Re: [RFC 1/1] KVM: selftests: rseq_test: use vdso_getcpu() instead of syscall()

Sean Christopherson <seanjc@xxxxxxxxxx> · Fri, 4 Nov 2022 02:07:08 +0000

On Thu, Nov 03, 2022, Robert Hoo wrote:
> On Thu, 2022-11-03 at 00:46 +0000, Sean Christopherson wrote:
> > On Wed, Nov 02, 2022, Robert Hoo wrote:
> > > vDSO getcpu() has been in Kernel since 2.6.19, which we can assume
> > > generally available.
> > > Use vDSO getcpu() to reduce the overhead, so that vcpu thread
> > > stalls less
> > > therefore can have more odds to hit the race condition.
> > > 
> > > Fixes: 0fcc102923de ("KVM: selftests: Use getcpu() instead of
> > > sched_getcpu() in rseq_test")
> > > Signed-off-by: Robert Hoo <robert.hu@xxxxxxxxxxxxxxx>
> > > ---
> > 
> > ...
> > 
> > > @@ -253,7 +269,7 @@ int main(int argc, char *argv[])
> > >  			 * across the seq_cnt reads.
> > >  			 */
> > >  			smp_rmb();
> > > -			sys_getcpu(&cpu);
> > > +			vdso_getcpu(&cpu, NULL, NULL);
> > >  			rseq_cpu = rseq_current_cpu_raw();
> > >  			smp_rmb();
> > >  		} while (snapshot != atomic_read(&seq_cnt));
> > 
> > Something seems off here.  Half of the iterations in the migration
> > thread have a
> > delay of 5+us, which should be more than enough time to complete a
> > few getcpu()
> > syscalls to stabilize the CPU.
> > 
> The migration thread delay time is for the whole vcpu thread loop, not
> just vcpu_run(), I think.

Yes, but if switching to vdso_getcpu() makes the issues go away, that suggests
that the task migration is causing the tight do-while loop to get stuck.

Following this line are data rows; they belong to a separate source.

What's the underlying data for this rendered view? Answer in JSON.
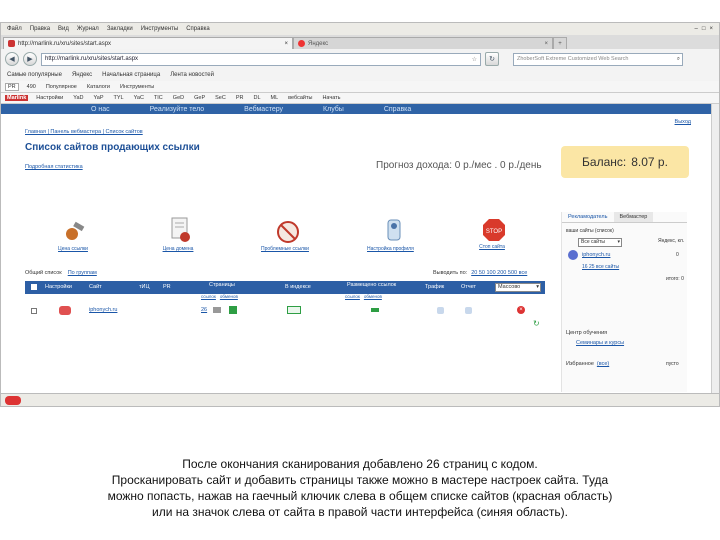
{
  "browser": {
    "menu": [
      "Файл",
      "Правка",
      "Вид",
      "Журнал",
      "Закладки",
      "Инструменты",
      "Справка"
    ],
    "tabs": [
      {
        "label": "http://marlink.ru/xru/sites/start.aspx"
      },
      {
        "label": "Яндекс"
      }
    ],
    "new_tab": "+",
    "nav_icons": [
      "back-icon",
      "forward-icon"
    ],
    "url": "http://marlink.ru/xru/sites/start.aspx",
    "search_placeholder": "ZhoberSoft Extreme Customized Web Search",
    "bookmarks": [
      "Самые популярные",
      "Яндекс",
      "Начальная страница",
      "Лента новостей"
    ],
    "seo_toolbar": [
      "PR",
      "490",
      "Популярное",
      "Каталоги",
      "Инструменты"
    ],
    "seo_toolbar2": [
      "Marlink",
      "Настройки",
      "YaD",
      "YaP",
      "TYL",
      "YaC",
      "TIC",
      "GeD",
      "GeP",
      "SeC",
      "PR",
      "DL",
      "ML",
      "вебсайты",
      "Начать"
    ]
  },
  "site": {
    "topnav": [
      "О нас",
      "Реализуйте тело",
      "Вебмастеру",
      "Клубы",
      "Справка"
    ],
    "breadcrumb": "Главная | Панель вебмастера | Список сайтов",
    "page_title": "Список сайтов продающих ссылки",
    "stats_link": "Подробная статистика",
    "forecast_label": "Прогноз дохода:",
    "forecast_value": "0 р./мес . 0 р./день",
    "balance_label": "Баланс:",
    "balance_value": "8.07 р.",
    "logout": "Выход",
    "tools": [
      {
        "label": "Цена ссылки",
        "icon": "wrench-icon"
      },
      {
        "label": "Цена домена",
        "icon": "document-icon"
      },
      {
        "label": "Проблемные ссылки",
        "icon": "no-entry-icon"
      },
      {
        "label": "Настройка профиля",
        "icon": "profile-icon"
      },
      {
        "label": "Стоп сайта",
        "icon": "stop-icon"
      }
    ],
    "filter_label": "Общий список",
    "filter_link": "По группам",
    "pagination": "Выводить по:",
    "pagination_opts": "20 50 100 200 500 все",
    "table_headers": [
      "Настройки",
      "Сайт",
      "тИЦ",
      "PR",
      "Страницы",
      "В индексе",
      "Размещено ссылок",
      "Трафик",
      "Отчет"
    ],
    "subheaders": [
      "ссылок",
      "обменов",
      "ссылок",
      "обменов"
    ],
    "select_value": "Массово",
    "row": {
      "site": "iphonych.ru",
      "pages": "26"
    },
    "side": {
      "tabs": [
        "Рекламодатель",
        "Вебмастер"
      ],
      "my_sites": "ваши сайты (список)",
      "site_select": "Все сайты",
      "site_name": "iphonych.ru",
      "indexed_label": "Яндекс, кл.",
      "indexed_val": "0",
      "pages_link": "16 25 все сайты",
      "total": "итого:",
      "total_val": "0",
      "learning": "Центр обучения",
      "seminars": "Семинары и курсы",
      "favorites": "Избранное",
      "favorites_link": "(все)",
      "favorites_empty": "пусто"
    }
  },
  "caption_lines": [
    "После окончания сканирования  добавлено 26 страниц с кодом.",
    "Просканировать сайт и добавить страницы также можно в мастере настроек сайта. Туда",
    "можно попасть, нажав на гаечный ключик слева в общем списке сайтов (красная область)",
    "или на значок слева от сайта в правой части интерфейса (синяя область)."
  ]
}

> for (i = 0; !done; i++) {
> 		vcpu_run(vcpu);
> 		TEST_ASSERT(get_ucall(vcpu, NULL) == UCALL_SYNC,
> 			    "Guest failed?");
> ...
> 		do {
> 			...
> 			vdso_getcpu(&cpu, NULL, NULL);
> 			rseq_cpu = rseq_current_cpu_raw();
> 			...
> 		} while (snapshot != atomic_read(&seq_cnt));
> 
> ...
> 	}
> 
> > Has anyone tried to figure out why the vCPU thread is apparently running
> > slow?  E.g. is KVM_RUN itself taking a long time, is the task not getting
> > scheduled in, etc...  I can see how using vDSO would make the vCPU more
> > efficient, but I'm curious as to why that's a problem in the first place.
> 
> Yes, it should be the first-place problem.
> But firstly, it's the whole for(){} loop taking more time than before,

Do you have actual performance numbers?  If so, can you share them?